Naming of the IPMI modules

compute-ipmi-0-0
compute-ipmi-0-1
...

Edit /etc/rocks-solid.conf

change the following:

[ipmi]
host_pattern=s/compute/compute-ipmi/
user=ADMIN
passwd=ADMIN

[temp]
threshold=55
ipmi_attr=.*Sys.* (System Temperature)

[main]
scheduler=torque
poweron_driver=ipmi (although wol seemed to work!)

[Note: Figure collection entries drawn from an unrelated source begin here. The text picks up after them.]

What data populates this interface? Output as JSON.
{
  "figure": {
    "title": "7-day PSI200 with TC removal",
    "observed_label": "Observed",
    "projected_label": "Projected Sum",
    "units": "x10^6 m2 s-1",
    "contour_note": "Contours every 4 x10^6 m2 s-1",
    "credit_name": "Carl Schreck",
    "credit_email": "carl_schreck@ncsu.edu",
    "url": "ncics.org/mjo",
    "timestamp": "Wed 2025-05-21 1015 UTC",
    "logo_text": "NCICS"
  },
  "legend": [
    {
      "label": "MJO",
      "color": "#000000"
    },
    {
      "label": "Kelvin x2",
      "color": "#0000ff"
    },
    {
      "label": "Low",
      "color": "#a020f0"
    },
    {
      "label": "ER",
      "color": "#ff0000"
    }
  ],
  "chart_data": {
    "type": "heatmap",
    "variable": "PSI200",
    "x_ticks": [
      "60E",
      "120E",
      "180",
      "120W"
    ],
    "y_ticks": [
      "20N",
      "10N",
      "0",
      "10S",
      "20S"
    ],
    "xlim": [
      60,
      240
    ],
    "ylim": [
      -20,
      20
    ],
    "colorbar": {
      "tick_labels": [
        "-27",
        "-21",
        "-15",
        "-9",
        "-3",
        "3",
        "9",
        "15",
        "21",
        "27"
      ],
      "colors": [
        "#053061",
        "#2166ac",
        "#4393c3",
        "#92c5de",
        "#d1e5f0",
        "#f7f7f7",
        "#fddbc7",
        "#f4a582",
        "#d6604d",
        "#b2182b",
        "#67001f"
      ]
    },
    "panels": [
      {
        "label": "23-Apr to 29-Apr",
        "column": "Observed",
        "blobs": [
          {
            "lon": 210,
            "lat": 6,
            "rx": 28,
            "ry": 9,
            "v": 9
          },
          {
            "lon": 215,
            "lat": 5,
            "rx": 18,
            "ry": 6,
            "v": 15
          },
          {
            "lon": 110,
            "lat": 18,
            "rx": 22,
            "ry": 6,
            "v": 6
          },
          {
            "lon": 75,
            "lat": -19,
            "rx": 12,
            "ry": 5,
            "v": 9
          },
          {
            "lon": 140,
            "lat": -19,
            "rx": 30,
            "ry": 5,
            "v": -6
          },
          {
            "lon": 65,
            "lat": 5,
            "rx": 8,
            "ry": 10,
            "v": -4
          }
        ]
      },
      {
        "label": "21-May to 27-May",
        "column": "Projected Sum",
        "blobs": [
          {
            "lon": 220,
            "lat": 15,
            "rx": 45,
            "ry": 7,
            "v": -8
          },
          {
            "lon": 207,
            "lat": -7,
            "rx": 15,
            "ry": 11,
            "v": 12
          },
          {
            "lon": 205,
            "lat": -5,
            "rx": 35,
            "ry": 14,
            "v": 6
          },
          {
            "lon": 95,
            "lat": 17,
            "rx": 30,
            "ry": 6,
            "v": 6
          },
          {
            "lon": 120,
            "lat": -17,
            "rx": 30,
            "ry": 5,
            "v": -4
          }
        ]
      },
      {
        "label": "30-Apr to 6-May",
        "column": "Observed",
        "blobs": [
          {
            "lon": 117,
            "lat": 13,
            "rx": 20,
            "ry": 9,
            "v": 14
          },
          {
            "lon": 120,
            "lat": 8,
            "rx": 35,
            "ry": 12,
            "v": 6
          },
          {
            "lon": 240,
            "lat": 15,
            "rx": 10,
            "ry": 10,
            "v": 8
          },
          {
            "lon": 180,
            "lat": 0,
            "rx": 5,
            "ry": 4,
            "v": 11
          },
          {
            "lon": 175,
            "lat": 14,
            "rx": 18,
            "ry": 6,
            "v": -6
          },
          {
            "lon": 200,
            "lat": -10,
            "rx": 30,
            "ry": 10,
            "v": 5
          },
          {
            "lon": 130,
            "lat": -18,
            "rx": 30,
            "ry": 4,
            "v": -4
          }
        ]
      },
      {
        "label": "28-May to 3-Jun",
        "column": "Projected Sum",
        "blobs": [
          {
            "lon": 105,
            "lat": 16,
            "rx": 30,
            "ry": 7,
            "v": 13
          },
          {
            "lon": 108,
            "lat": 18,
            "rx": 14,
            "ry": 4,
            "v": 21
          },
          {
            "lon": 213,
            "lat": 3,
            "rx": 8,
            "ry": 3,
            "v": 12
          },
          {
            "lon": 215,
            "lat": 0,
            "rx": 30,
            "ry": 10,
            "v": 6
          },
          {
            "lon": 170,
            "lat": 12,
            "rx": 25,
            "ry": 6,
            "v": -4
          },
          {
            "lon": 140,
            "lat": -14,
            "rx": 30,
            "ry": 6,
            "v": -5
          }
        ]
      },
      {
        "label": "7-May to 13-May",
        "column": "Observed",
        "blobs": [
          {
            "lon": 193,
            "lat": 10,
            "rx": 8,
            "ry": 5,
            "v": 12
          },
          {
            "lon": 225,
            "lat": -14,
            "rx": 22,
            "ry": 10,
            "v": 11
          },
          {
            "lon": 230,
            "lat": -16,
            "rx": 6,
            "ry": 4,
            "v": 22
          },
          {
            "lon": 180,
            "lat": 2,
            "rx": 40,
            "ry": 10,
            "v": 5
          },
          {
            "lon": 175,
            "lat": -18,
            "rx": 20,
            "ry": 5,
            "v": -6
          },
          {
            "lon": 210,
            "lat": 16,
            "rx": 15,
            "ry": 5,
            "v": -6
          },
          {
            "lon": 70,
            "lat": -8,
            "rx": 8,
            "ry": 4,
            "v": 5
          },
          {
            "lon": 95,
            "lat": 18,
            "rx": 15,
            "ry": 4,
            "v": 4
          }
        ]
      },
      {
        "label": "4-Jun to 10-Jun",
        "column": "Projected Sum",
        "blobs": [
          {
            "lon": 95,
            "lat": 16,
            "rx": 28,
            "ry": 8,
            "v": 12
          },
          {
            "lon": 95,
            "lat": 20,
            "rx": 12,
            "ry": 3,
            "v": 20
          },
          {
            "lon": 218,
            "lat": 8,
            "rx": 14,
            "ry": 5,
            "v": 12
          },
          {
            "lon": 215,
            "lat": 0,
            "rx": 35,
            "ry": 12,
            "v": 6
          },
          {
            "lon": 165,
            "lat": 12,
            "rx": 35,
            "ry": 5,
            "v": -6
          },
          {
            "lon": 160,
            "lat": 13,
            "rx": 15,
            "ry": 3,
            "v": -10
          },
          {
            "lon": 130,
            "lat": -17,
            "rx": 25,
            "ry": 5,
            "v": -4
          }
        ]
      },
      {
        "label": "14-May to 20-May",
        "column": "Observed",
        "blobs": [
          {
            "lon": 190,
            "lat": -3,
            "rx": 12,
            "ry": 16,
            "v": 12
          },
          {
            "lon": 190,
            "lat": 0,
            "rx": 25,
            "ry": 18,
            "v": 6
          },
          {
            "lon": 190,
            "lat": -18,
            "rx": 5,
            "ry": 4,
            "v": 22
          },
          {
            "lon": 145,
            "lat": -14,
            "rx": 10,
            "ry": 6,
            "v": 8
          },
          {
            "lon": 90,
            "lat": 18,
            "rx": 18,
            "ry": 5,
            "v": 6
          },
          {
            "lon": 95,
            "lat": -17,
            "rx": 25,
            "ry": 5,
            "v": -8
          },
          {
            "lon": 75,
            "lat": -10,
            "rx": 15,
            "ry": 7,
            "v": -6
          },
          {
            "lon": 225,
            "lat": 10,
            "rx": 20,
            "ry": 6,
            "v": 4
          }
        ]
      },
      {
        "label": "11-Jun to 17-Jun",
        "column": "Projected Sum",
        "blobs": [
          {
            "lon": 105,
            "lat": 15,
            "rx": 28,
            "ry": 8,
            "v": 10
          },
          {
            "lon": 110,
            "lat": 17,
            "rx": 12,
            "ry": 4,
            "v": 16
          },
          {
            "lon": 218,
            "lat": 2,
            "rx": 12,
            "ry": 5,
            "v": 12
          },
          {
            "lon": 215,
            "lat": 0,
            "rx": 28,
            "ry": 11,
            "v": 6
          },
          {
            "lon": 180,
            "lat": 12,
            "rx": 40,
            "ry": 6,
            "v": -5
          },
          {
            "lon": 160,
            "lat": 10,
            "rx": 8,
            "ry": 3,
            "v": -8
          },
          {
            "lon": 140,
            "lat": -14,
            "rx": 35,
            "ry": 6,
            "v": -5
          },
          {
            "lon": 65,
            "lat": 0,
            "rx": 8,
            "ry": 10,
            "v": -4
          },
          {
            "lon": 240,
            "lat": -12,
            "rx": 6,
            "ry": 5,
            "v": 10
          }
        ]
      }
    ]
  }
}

Add /etc/rocks-solid.conf to 411 (/var/411/Files.mk) and then run 'rocks sync users'

The following binaries are installed

/opt/rocks/bin/check-ignore-host
/opt/rocks/bin/cluster-clean-ps
/opt/rocks/bin/cluster-freehost
/opt/rocks/bin/cluster-ipmi
/opt/rocks/bin/cluster-power
/opt/rocks/bin/cluster-poweron-sched-nodes
/opt/rocks/bin/cluster-powersave
/opt/rocks/bin/cluster-reset-freeze-node
/opt/rocks/bin/cluster-status-acct
/opt/rocks/bin/node-cleanipcs
/opt/rocks/bin/node-envcheck
/opt/rocks/bin/node-term-sge-zombie
/opt/rocks/bin/node-term-user-ps
/opt/rocks/bin/queue-limit-user-cpu

Turn nodes off and on depending on the load and queue

cluster-powersave
cluster-powersave -d -v (verbose and dry run)

Check the power status of all the nodes

cluster-power status

Run an ipmi query on all the nodes

cluster-ipmi ipmicommand